Кадр сменяется. Еще одно ржавое сооружение.
– А это в Неаполе. Я называю ее «Тщетность». Она как бы стремится куда-то, но тут же будто разваливается под собственным весом.
– Блин, – шепчет Марина. – Написано было «видеоарт», а они просто фотки показывают.
Другие работы итальянца в том же духе. Иногда это просто два или три спаянных бруса или перекрученный жестяной лист.
Когда показ заканчивается, Марина говорит:
– Сливной бачок в этом кинотеатре круче. Такая же ржавая железяка, только помнит, наверно, самого Мурнау.
Ведущая – коротко стриженная коренастая брюнетка в толстовке – предлагает зрителям задать художнику вопросы. Женщина, похожая на учительницу, обращается к группе молодых людей:
– Ну, спросите же что-нибудь! Неудобно перед человеком!
В конце зала встает долговязый мужчина в роговых очках.
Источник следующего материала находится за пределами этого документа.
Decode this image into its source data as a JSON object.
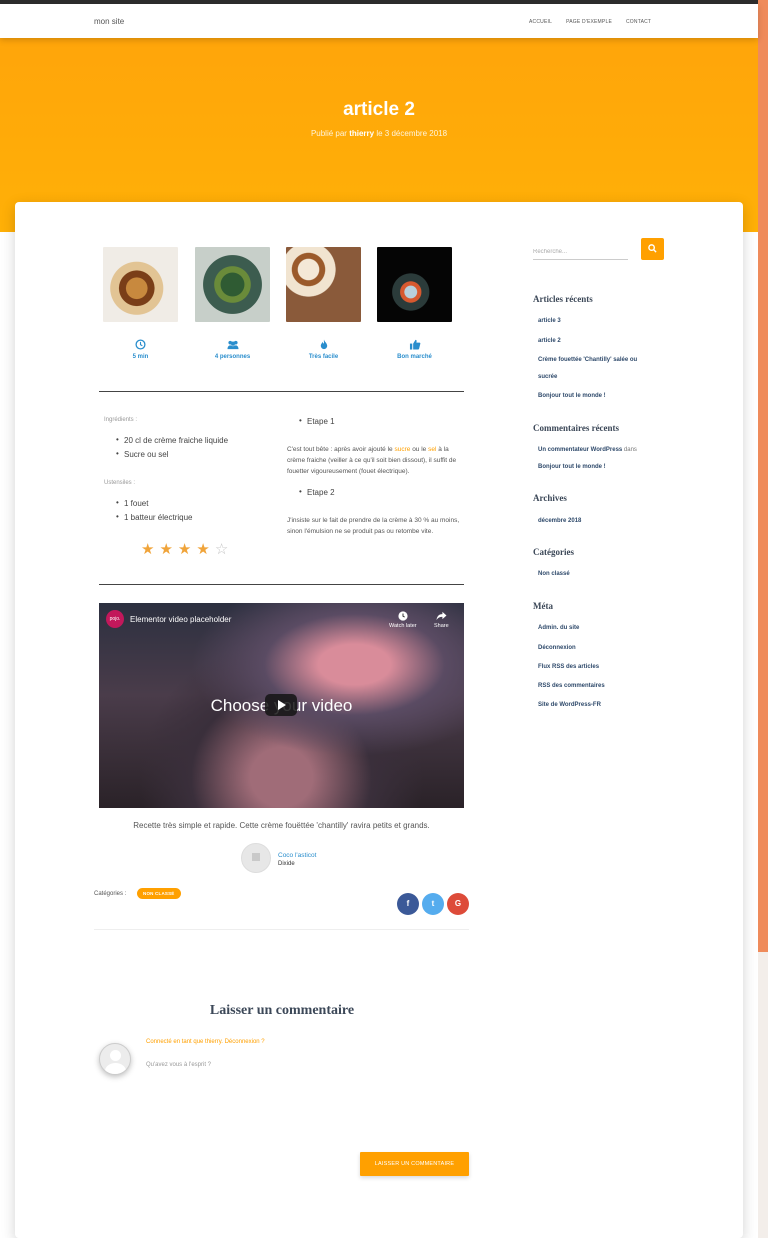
{
  "site": {
    "brand": "mon site"
  },
  "nav": {
    "items": [
      "ACCUEIL",
      "PAGE D'EXEMPLE",
      "CONTACT"
    ]
  },
  "hero": {
    "title": "article 2",
    "published_prefix": "Publié par",
    "author": "thierry",
    "date_text": "le 3 décembre 2018"
  },
  "recipe_meta": [
    {
      "icon": "clock-icon",
      "label": "5 min"
    },
    {
      "icon": "users-icon",
      "label": "4 personnes"
    },
    {
      "icon": "flame-icon",
      "label": "Très facile"
    },
    {
      "icon": "thumbs-up-icon",
      "label": "Bon marché"
    }
  ],
  "ingredients": {
    "label": "Ingrédients :",
    "items": [
      "20 cl de crème fraiche liquide",
      "Sucre ou sel"
    ]
  },
  "ustensiles": {
    "label": "Ustensiles :",
    "items": [
      "1 fouet",
      "1 batteur électrique"
    ]
  },
  "rating": {
    "value": 4,
    "max": 5
  },
  "steps": {
    "step1": "Etape 1",
    "step1_text_a": "C'est tout bête : après avoir ajouté le ",
    "step1_hl1": "sucre",
    "step1_text_b": " ou le ",
    "step1_hl2": "sel",
    "step1_text_c": " à la crème fraiche (veiller à ce qu'il soit bien dissout), il suffit de fouetter vigoureusement (fouet électrique).",
    "step2": "Etape 2",
    "step2_text": "J'insiste sur le fait de prendre de la crème à 30 % au moins, sinon l'émulsion ne se produit pas ou retombe vite."
  },
  "video": {
    "logo": "pojo.",
    "title": "Elementor video placeholder",
    "watch_later": "Watch later",
    "share": "Share",
    "big_text": "Choose your video"
  },
  "caption": "Recette très simple et rapide. Cette crème fouëttée 'chantilly' ravira petits et grands.",
  "author_box": {
    "name": "Coco l'asticot",
    "subtitle": "Dixide"
  },
  "categories": {
    "label": "Catégories :",
    "badge": "NON CLASSÉ"
  },
  "share": {
    "facebook": "f",
    "twitter": "t",
    "google": "G"
  },
  "comment": {
    "heading": "Laisser un commentaire",
    "logged_in": "Connecté en tant que thierry. Déconnexion ?",
    "prompt": "Qu'avez vous à l'esprit ?",
    "submit": "LAISSER UN COMMENTAIRE"
  },
  "sidebar": {
    "search_placeholder": "Recherche...",
    "recent_posts_title": "Articles récents",
    "recent_posts": [
      "article 3",
      "article 2",
      "Crème fouettée 'Chantilly' salée ou",
      "sucrée",
      "Bonjour tout le monde !"
    ],
    "recent_comments_title": "Commentaires récents",
    "recent_comment_author": "Un commentateur WordPress",
    "recent_comment_in": "dans",
    "recent_comment_post": "Bonjour tout le monde !",
    "archives_title": "Archives",
    "archives": [
      "décembre 2018"
    ],
    "categories_title": "Catégories",
    "categories": [
      "Non classé"
    ],
    "meta_title": "Méta",
    "meta": [
      "Admin. du site",
      "Déconnexion",
      "Flux RSS des articles",
      "RSS des commentaires",
      "Site de WordPress-FR"
    ]
  },
  "colors": {
    "accent": "#ffa000",
    "link": "#2a8ecd",
    "facebook": "#3b5998",
    "twitter": "#55acee",
    "google": "#dd4b39"
  }
}
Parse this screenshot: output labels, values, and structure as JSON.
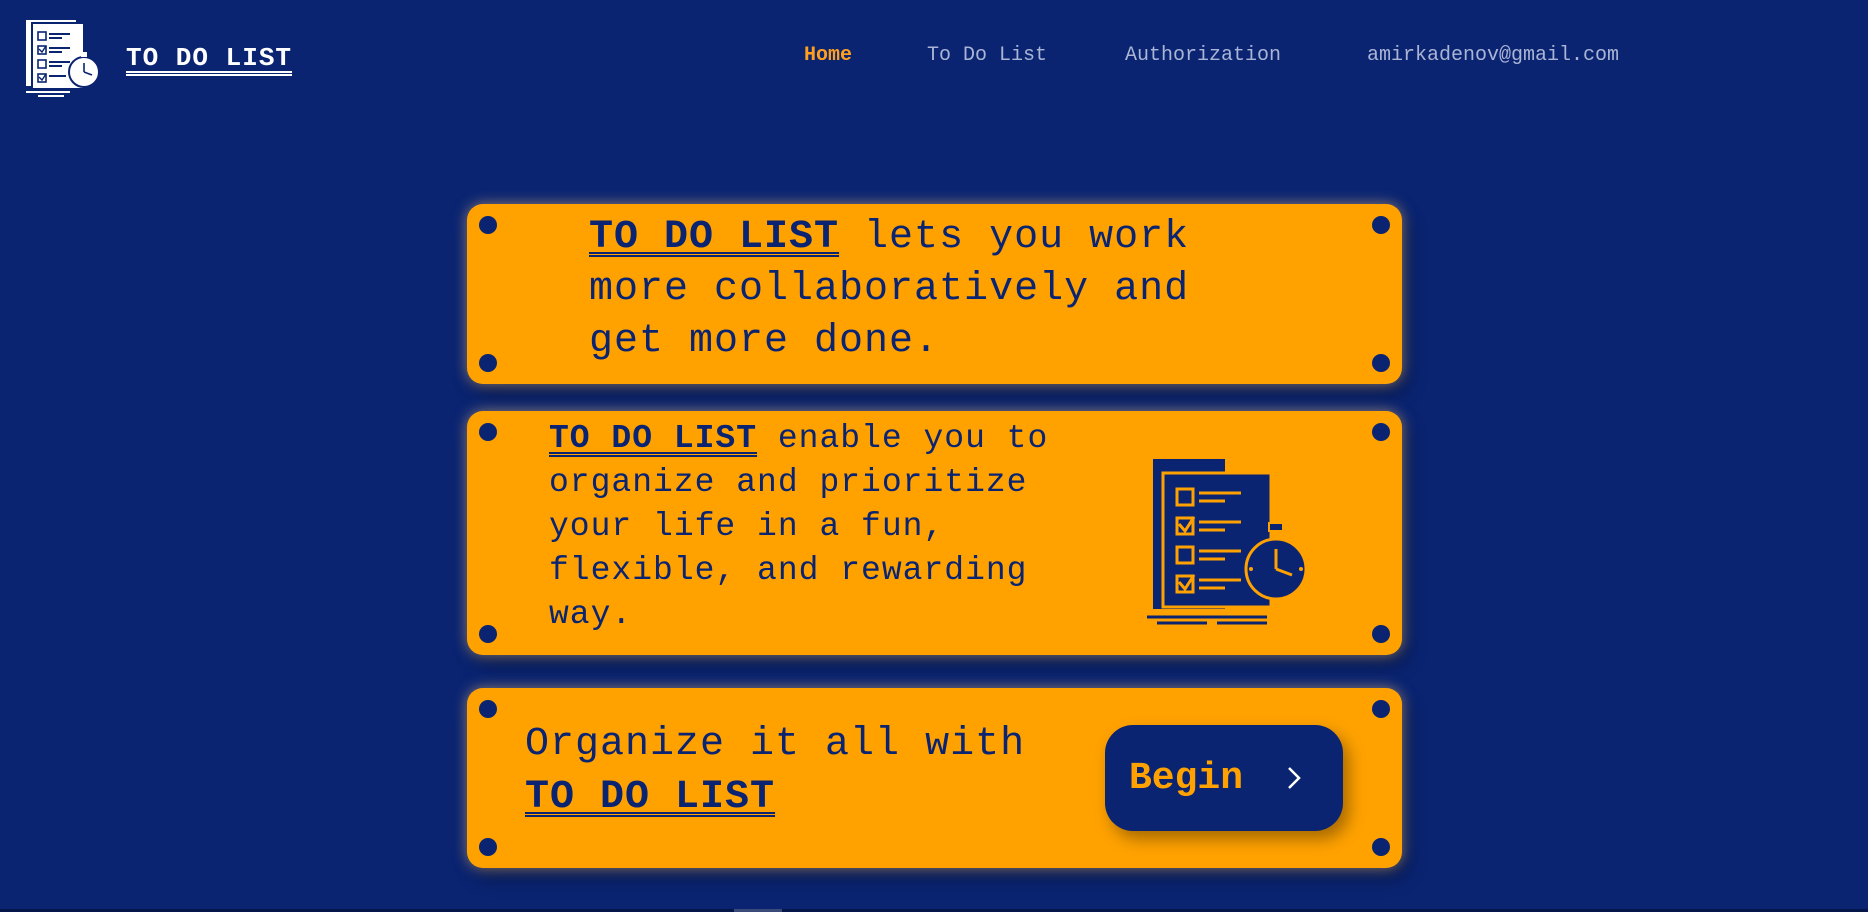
{
  "header": {
    "brand": "TO DO LIST",
    "logo_icon": "checklist-stopwatch-icon",
    "nav": {
      "home": "Home",
      "todo_list": "To Do List",
      "authorization": "Authorization",
      "email": "amirkadenov@gmail.com"
    },
    "active_nav": "Home"
  },
  "cards": {
    "card1": {
      "brand": "TO DO LIST",
      "text": " lets you work more collaboratively and get more done."
    },
    "card2": {
      "brand": "TO DO LIST",
      "text": " enable you to organize and prioritize your life in a fun, flexible, and rewarding way.",
      "illustration_icon": "checklist-stopwatch-icon"
    },
    "card3": {
      "text": "Organize it all with ",
      "brand": "TO DO LIST",
      "button_label": "Begin",
      "button_icon": "chevron-right-icon"
    }
  },
  "colors": {
    "background": "#0a2472",
    "accent": "#ffa200",
    "nav_active": "#ff9f1c",
    "nav_inactive": "#aab4d4"
  }
}
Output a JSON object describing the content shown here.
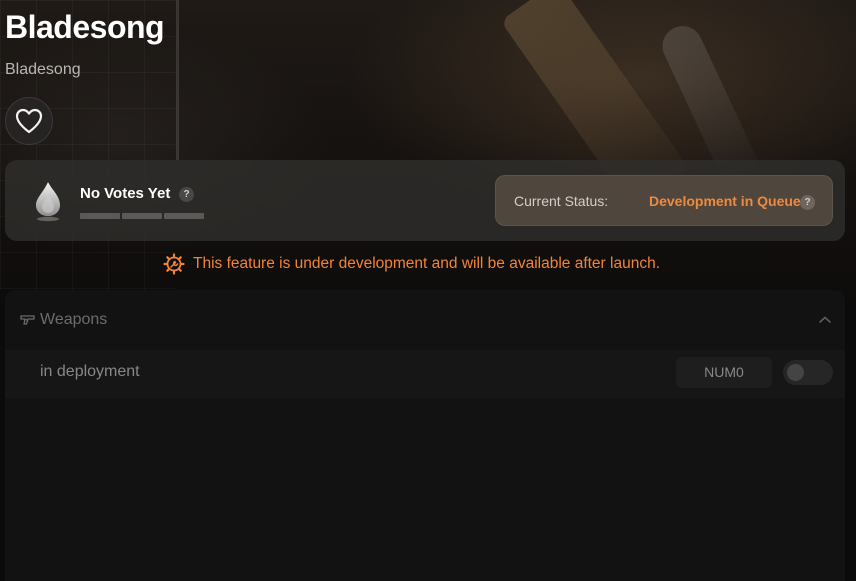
{
  "header": {
    "title": "Bladesong",
    "subtitle": "Bladesong",
    "favorite_icon": "heart-outline-icon"
  },
  "votes": {
    "label": "No Votes Yet",
    "help": "?",
    "icon": "flame-drop-icon",
    "segments": 3
  },
  "status": {
    "label": "Current Status:",
    "value": "Development in Queue",
    "help": "?",
    "value_color": "#f08a3c"
  },
  "notice": {
    "icon": "gear-wrench-icon",
    "text": "This feature is under development and will be available after launch.",
    "color": "#f0843a"
  },
  "weapons": {
    "icon": "pistol-icon",
    "title": "Weapons",
    "collapse_icon": "chevron-up-icon",
    "items": [
      {
        "label": "in deployment",
        "hotkey": "NUM0",
        "enabled": false
      }
    ]
  }
}
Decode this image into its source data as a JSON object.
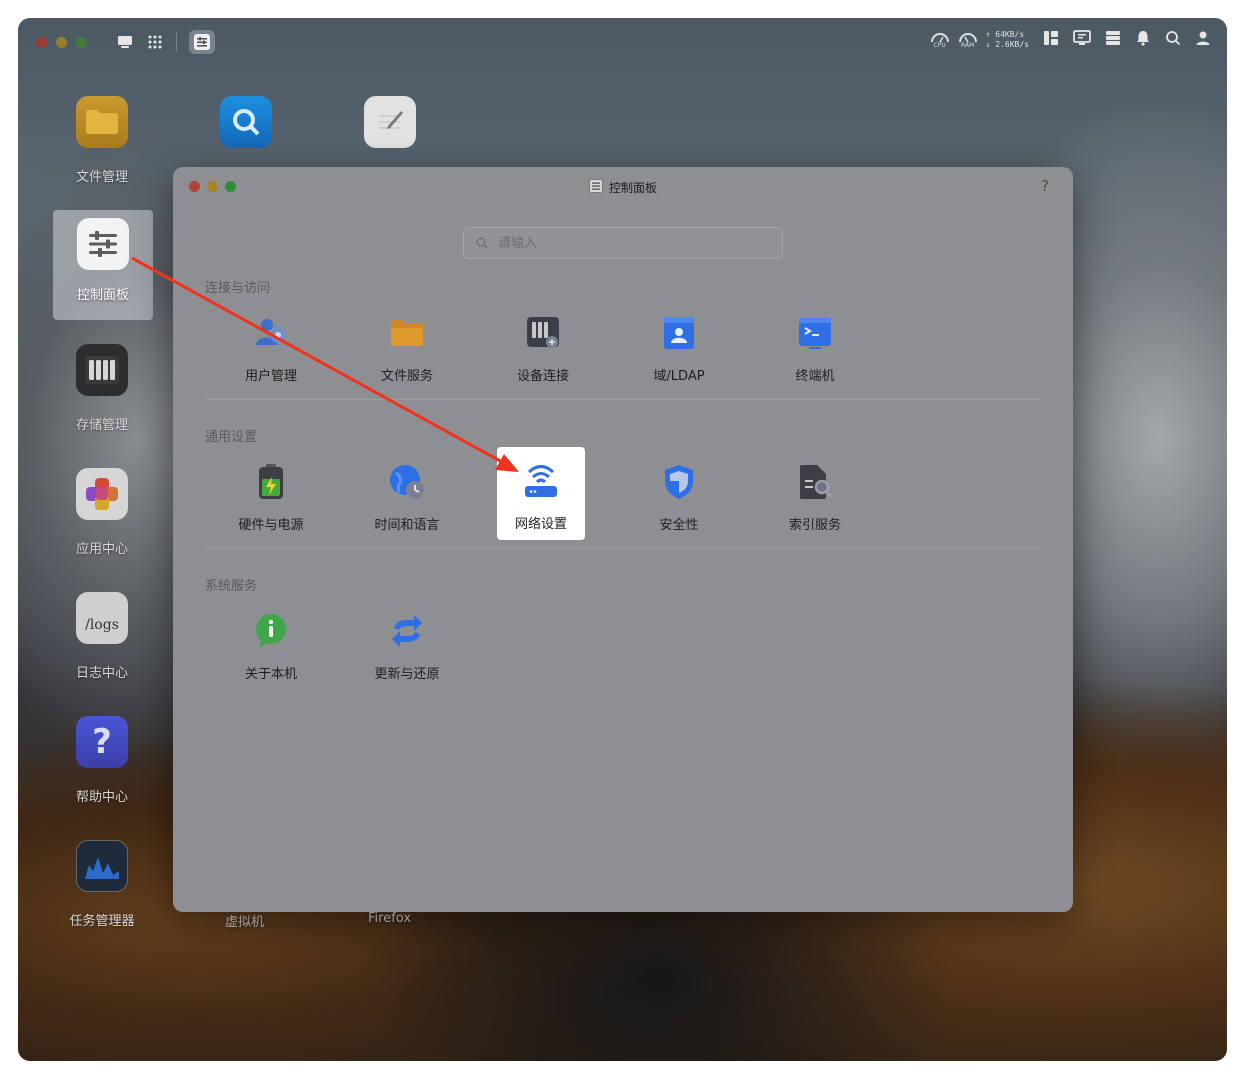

Ему дают микрофон.
– Скажите, пожалуйста, ваши скульптуры дошли до такого состояния естественным образом или вы как-то обрабатываете их?
Художник в ответ рассказывает об окислителях и сварочных аппаратах, которые он использует в работе.
В антракте выходим на улицу и становимся у стены кинотеатра, на которой чернеет призыв: «Кæд дæ ирон…»[10]. Рядом еще одно трафаретное граффити – зеленый противогаз и надпись «Электроцинк убивает».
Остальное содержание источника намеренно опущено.